First, the computer sends data to the printer which is stored in the printer's memory.
Next, if the print job needs any fonts that the printer does not have are sent to the printer and stored in its memory.
The main concept in use with a laser printer is static electricity.
The core component of this system is the photoreceptor, which is a revolving cylinder shaped drum. This drum assembly is made of photoconductive material that is discharged by light photons. Before printing occurs, the drum must be cleaned to remove any traces of previous pages. The drum is given a positive charge by the corona wire, which is a wire with an electrical current running through it.

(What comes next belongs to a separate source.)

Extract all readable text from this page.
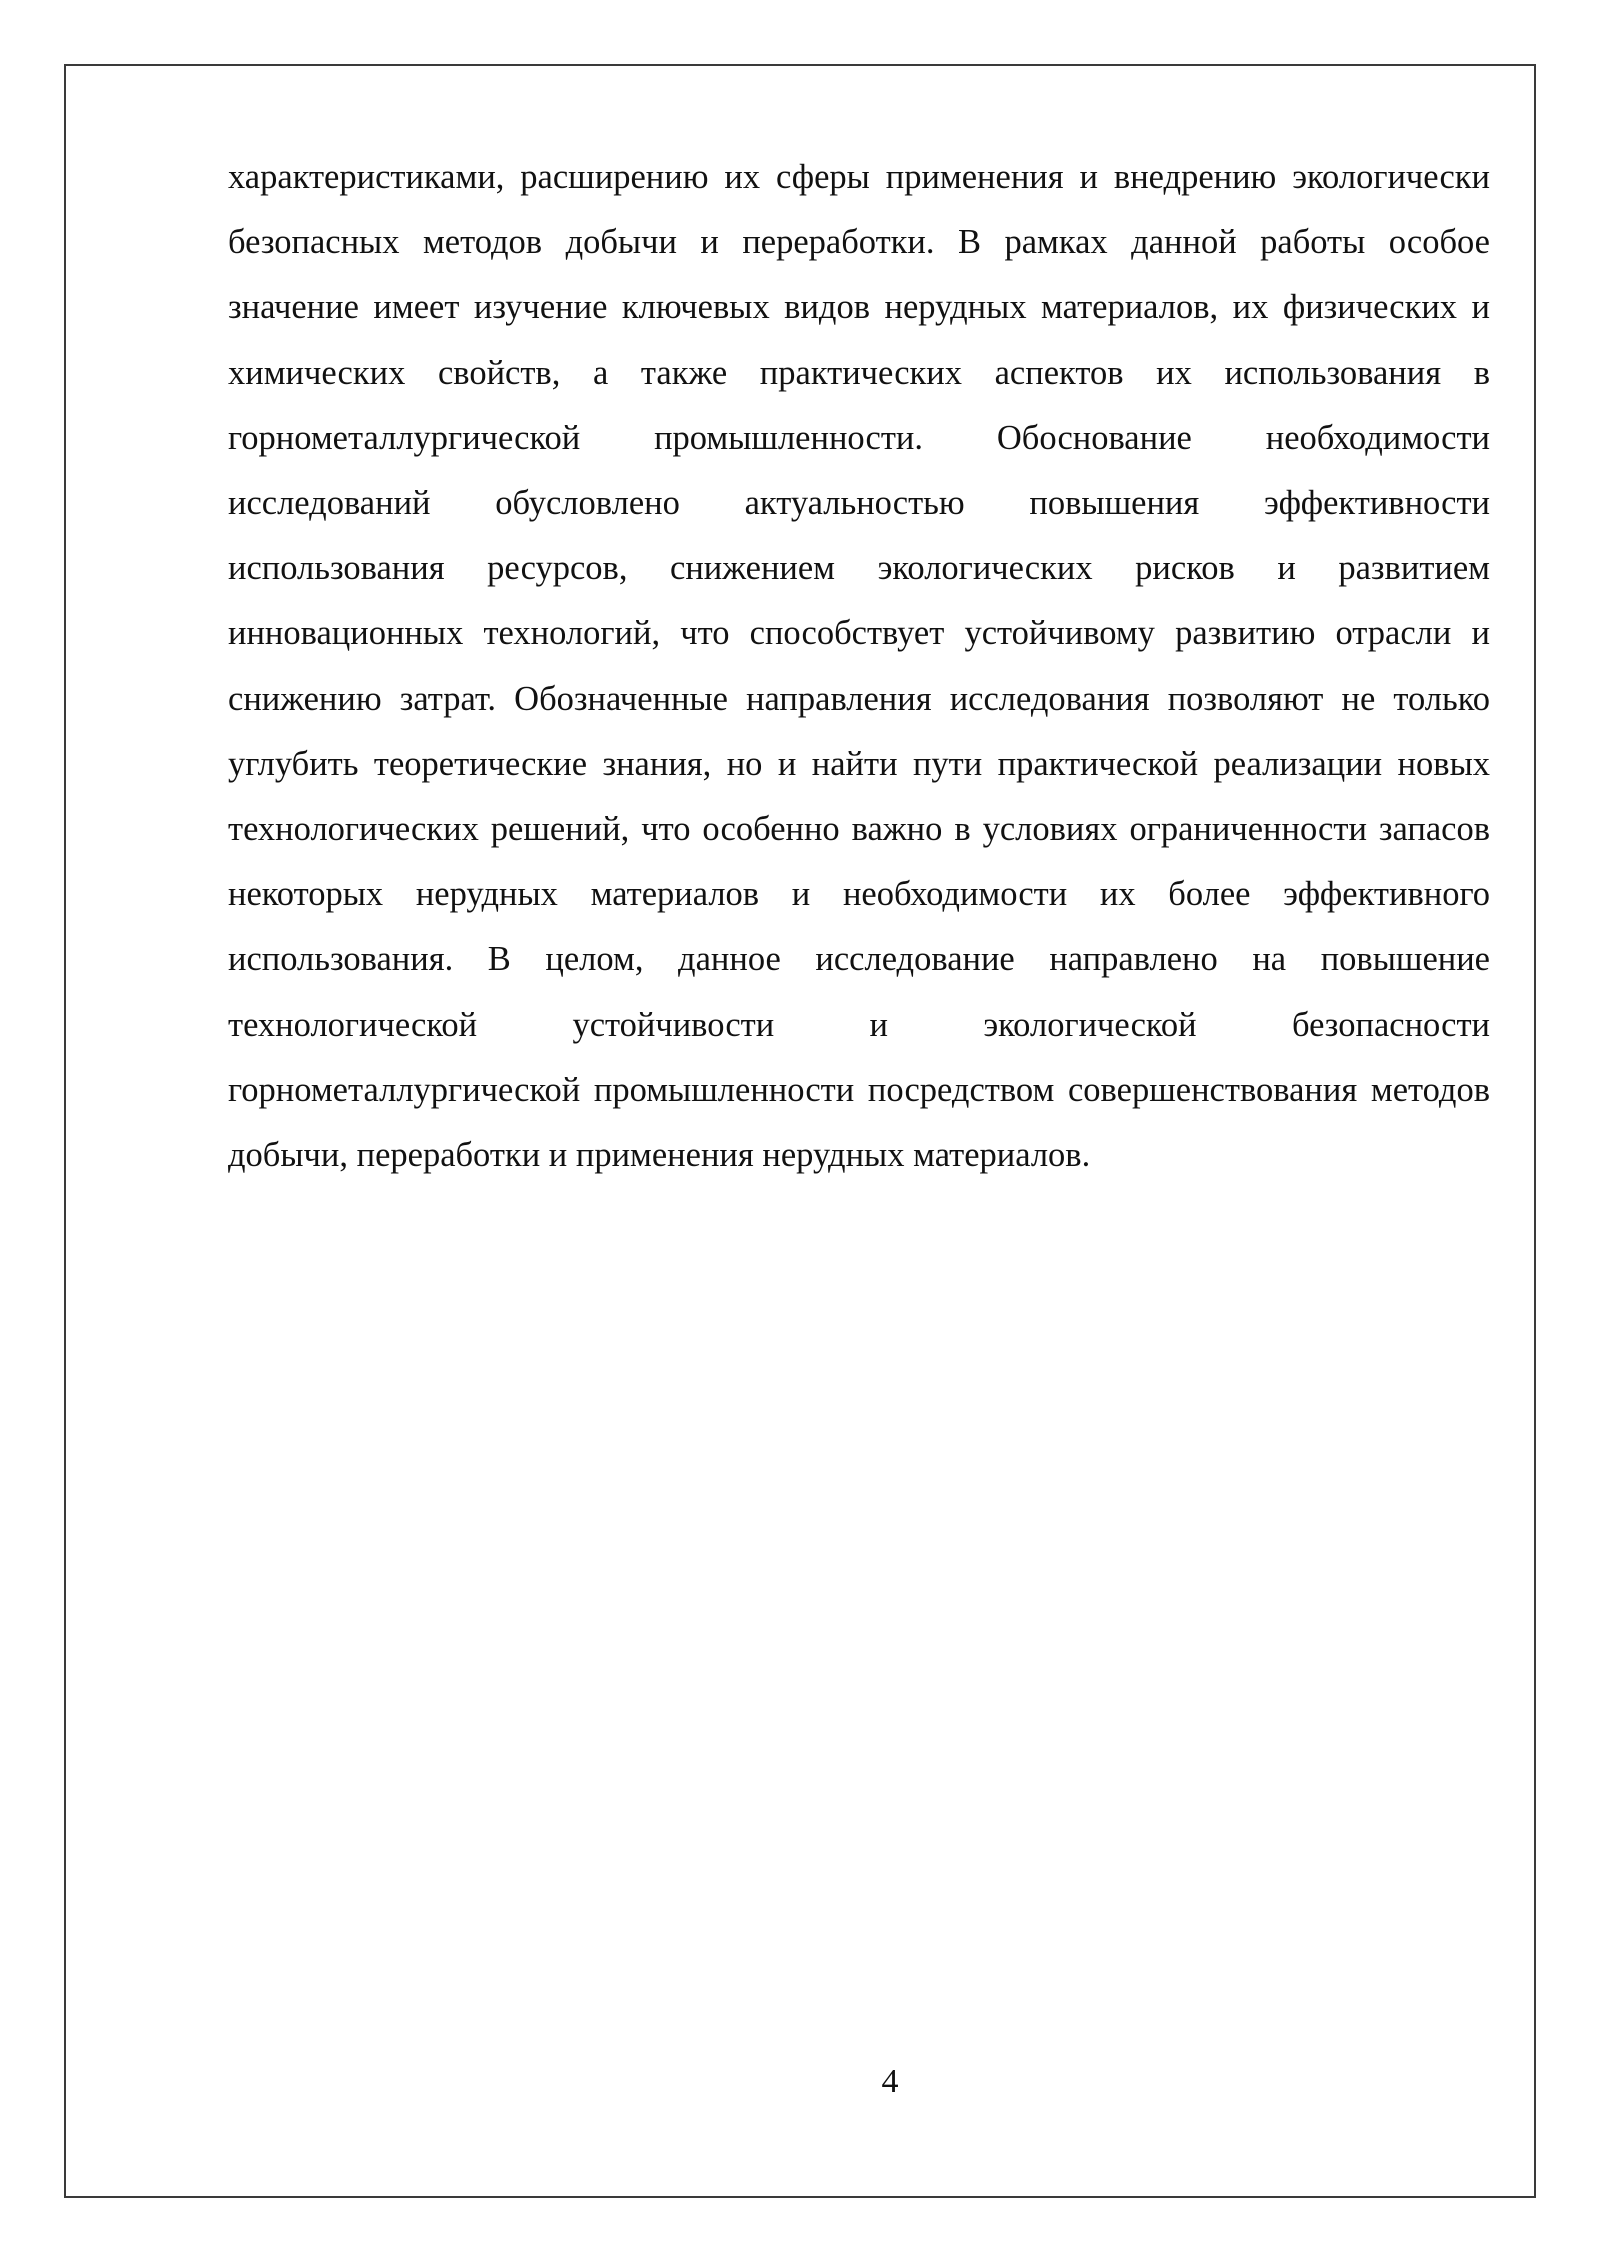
характеристиками, расширению их сферы применения и внедрению экологически безопасных методов добычи и переработки. В рамках данной работы особое значение имеет изучение ключевых видов нерудных материалов, их физических и химических свойств, а также практических аспектов их использования в горнометаллургической промышленности. Обоснование необходимости исследований обусловлено актуальностью повышения эффективности использования ресурсов, снижением экологических рисков и развитием инновационных технологий, что способствует устойчивому развитию отрасли и снижению затрат. Обозначенные направления исследования позволяют не только углубить теоретические знания, но и найти пути практической реализации новых технологических решений, что особенно важно в условиях ограниченности запасов некоторых нерудных материалов и необходимости их более эффективного использования. В целом, данное исследование направлено на повышение технологической устойчивости и экологической безопасности горнометаллургической промышленности посредством совершенствования методов добычи, переработки и применения нерудных материалов.

4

As the drum revolves, the printer shoots a small laser beam across the surface to discharge certain points to draw the letters and images to be printed as a pattern of electrical charges. The data in the printer's memory is written to the drum using this laser instead of ink or toner and this process changes the electrical charge in those spots.
After the pattern is made, the printer coats the drum with positively charged black powder called toner. As the paper is being drawn in to the printer, the toner is applied to the drum. Since it has a positive charge, the toner clings to the negatively discharged areas of the drum, but not to the positively charged areas. At this point, the image is on the drum, along with the toner.
Finally, the printer passes the paper through the fuser, which is a pair of heated rollers. When the paper passes through these rollers, the loose toner powder melts and fuses with the fibers in the paper making it stick to the paper.
The last step of the fusing process is the pressure roller. This is a rubber roller that presses against the fuser roller and the paper feeds between it and the fuser roller. After putting the toner on the paper, the drum surface passes the discharge lamp. This light exposes the entire photoreceptor surface, erasing the original image and makes it ready for the next print job.